Located in the 700 block of Main Street, the Curry County Courthouse was built by the New Deal’s Public Works Administration in the late 1930s and is now listed on the National Register of Historic Places.
Members of the New Mexico State Legislature earlier this year approved a $2 million capital outlay for the restoration of the building, money that will be added to the roughly $4 million the county has put aside for the project.
Governor Michelle Lujan Grisham subsequently approved the outlay.
According to plans, space within the structure will be reconfigured and expanded, allowing for additional courtrooms, and new office space.
A new HVAC system will also be installed.

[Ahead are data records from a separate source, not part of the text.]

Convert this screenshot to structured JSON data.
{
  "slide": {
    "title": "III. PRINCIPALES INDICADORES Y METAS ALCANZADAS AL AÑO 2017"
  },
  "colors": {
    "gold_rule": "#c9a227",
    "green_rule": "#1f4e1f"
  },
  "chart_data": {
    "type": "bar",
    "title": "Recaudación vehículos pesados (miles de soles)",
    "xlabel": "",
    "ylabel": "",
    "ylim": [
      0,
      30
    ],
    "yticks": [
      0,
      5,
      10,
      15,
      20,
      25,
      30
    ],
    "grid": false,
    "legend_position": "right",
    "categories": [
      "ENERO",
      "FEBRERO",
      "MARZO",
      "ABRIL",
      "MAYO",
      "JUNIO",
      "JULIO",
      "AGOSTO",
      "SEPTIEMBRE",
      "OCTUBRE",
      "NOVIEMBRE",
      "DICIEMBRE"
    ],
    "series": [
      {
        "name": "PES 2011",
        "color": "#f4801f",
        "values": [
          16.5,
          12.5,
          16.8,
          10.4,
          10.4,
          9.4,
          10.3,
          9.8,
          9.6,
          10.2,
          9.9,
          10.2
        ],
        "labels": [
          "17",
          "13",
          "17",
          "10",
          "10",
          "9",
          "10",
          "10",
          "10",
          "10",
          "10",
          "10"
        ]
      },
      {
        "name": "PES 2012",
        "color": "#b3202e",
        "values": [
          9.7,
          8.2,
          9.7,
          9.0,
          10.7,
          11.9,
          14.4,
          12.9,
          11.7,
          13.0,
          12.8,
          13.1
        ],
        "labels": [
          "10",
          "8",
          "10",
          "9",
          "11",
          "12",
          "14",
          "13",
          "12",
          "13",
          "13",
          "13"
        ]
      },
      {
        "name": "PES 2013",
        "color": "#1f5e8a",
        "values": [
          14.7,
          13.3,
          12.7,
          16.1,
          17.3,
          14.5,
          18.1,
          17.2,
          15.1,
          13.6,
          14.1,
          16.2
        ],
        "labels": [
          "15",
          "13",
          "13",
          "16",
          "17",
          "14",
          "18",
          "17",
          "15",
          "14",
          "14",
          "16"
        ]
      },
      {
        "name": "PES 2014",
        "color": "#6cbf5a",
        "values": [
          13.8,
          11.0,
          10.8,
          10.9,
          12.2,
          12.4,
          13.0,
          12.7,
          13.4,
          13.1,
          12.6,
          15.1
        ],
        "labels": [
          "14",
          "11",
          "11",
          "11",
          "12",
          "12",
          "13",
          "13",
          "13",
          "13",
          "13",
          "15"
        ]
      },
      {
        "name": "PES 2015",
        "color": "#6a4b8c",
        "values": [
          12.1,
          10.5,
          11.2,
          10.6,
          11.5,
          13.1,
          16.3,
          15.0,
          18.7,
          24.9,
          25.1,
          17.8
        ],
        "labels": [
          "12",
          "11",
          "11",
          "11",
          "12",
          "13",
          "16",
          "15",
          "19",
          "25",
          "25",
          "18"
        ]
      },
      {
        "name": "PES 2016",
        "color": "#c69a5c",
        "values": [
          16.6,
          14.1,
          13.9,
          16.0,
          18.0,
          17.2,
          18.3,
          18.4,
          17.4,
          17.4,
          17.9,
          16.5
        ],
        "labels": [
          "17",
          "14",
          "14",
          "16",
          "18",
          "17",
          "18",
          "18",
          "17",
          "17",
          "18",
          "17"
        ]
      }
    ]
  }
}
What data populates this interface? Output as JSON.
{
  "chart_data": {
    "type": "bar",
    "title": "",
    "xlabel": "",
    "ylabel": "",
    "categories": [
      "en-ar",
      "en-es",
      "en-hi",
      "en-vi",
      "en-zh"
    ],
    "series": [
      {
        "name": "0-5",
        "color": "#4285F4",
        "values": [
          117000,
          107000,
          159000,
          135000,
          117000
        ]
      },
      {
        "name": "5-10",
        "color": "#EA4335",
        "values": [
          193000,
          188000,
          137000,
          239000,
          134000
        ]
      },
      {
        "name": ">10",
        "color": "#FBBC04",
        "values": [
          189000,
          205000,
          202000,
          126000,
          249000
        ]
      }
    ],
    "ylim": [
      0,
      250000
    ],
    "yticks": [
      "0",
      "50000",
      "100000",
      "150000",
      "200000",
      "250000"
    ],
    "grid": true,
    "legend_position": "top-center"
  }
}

Built in 1936 and officially opened in January of the following year, the Art Deco courthouse was designed by the Santa Fe architectural firm of Schaefer & Merrill, and was built at a cost of $150,000.
At the time of its opening, it was noted that just under forty people, in the final reaches of the Great Depression, had worked on the project, at one point installing eight steel beams weighing 4200 pounds each.
A two-story addition was subsequently built onto the structure in 1954.
Construction of the Curry County Courthouse was one of just over a dozen such judicial facilities undertaken by the Public Works Administration in New Mexico in the 1930s.